If one just reads the title of this exhibit and assumes a literal interpretation, then one will be soundly disappointed. If you are a fan of those children’s books where pages are separated to be flipped back and forth creating new “people”, then Pugsly and Wednesday want autographed copies. A little creepy and a lot of clever, this modern take on an old Surrealist art form is lying in wait for your examination.
For a gallery now known to focus heavily on the use of the written word as part of its exhibitions, I was surprised to find no text. Rats. With the bodies laid out like a morgue, what fun it would have been to see their “names” perhaps comprised from the artists involved much like the recent show focused on an imaginary explorer. Along with the names, a brief obituary would have been fun too to learn how this creature lived or became who or what it was. A few other people were viewing the show at the same time I was eavesdropping and they expressed the same sentiment. With no need for reading glasses this time, I got to really focus only on the visuals below me.
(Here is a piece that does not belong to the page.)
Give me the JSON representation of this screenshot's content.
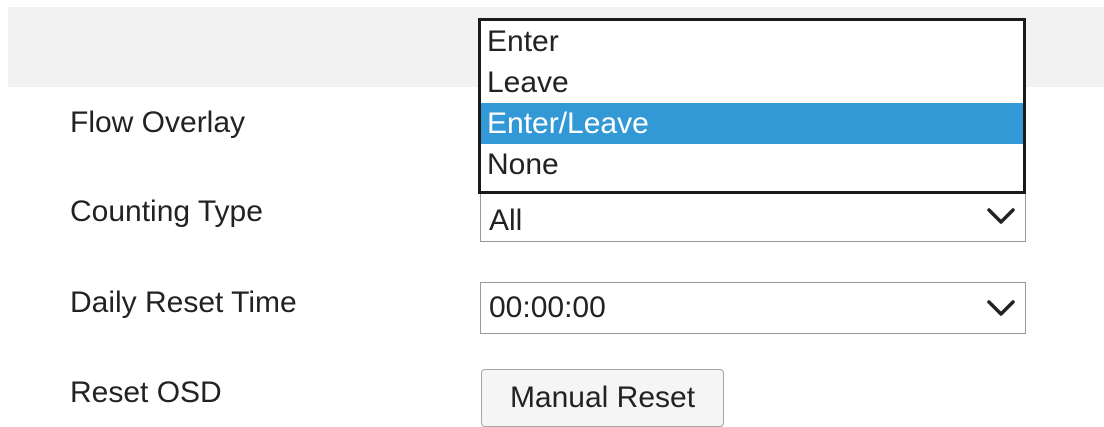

The posted statement explains how randomly chosen artists, literally names drawn from a hat, were matched up with only the color of their paper template to connect them. Of the 48 artists, 26 were familiar names. How those particular 48 ended in the hat is not explained. Theoretically, they were to not know who shared Dr. Frankenstein’s vision for their final creation but I could not help but notice how some pieces just flowed together ….well…..exquisitely, some not just by media and value, but by content. For example, Wanda Montgomery made a swaschbuckler style body complete with a buckle which then connected to Lynda Tuttle’s disco ball butt in jeans that still had belt loops. Surreal for sure. So too does one find a flow within the delicacy of the Lawson/Nash/Rosenstock figure and a connection of intricacy between the panels of the Benton/Stegner/Jimenez body.
These 16 works can be seen as one overall work of art as well as 48 individual pieces, some in signature styles and some completely unfamiliar. Emily Vigil’s is quite personal to her current life role and Michele Waalkes is an extension of her chosen media. Some pieces made me want to see more of that artist’s personal body of work such as Stacie Marie Leech and Matthew Doubek. Others required closer study of their drawing skills to see such things as the intricate backwards spiral signature of Jamie Stegner.
Pieces are prices separately and in a wide range of choices with a combo plate discount should one desire to mix and match their accessories. Smatterings of red dots are already on the walls so visitors are snatching up their favorite artists and laying claim to these body parts. Should one choose to only mentally cut and paste a new creature, standing at the “foot” and between two platforms allows one to visually switch things around. Just now it came to me that what fun it could be to have a game of musical chairs so to speak at the end of the show (without any body (ha ha) being “out” each round) that allowed patrons to reassemble each corpse to see new possibilities.
All in all, this is a fun and fantastical installation which lends itself to a reappearance perhaps around Halloween 2012 and centered around a costume party opening where different costume parts could be mixed and matched among the attendees. Just one question however…what is up with all the red octopi? There are 3 literal renderings of entwined octopus tentacles and one insinuated by imagery, all done in red. I won’t speculate.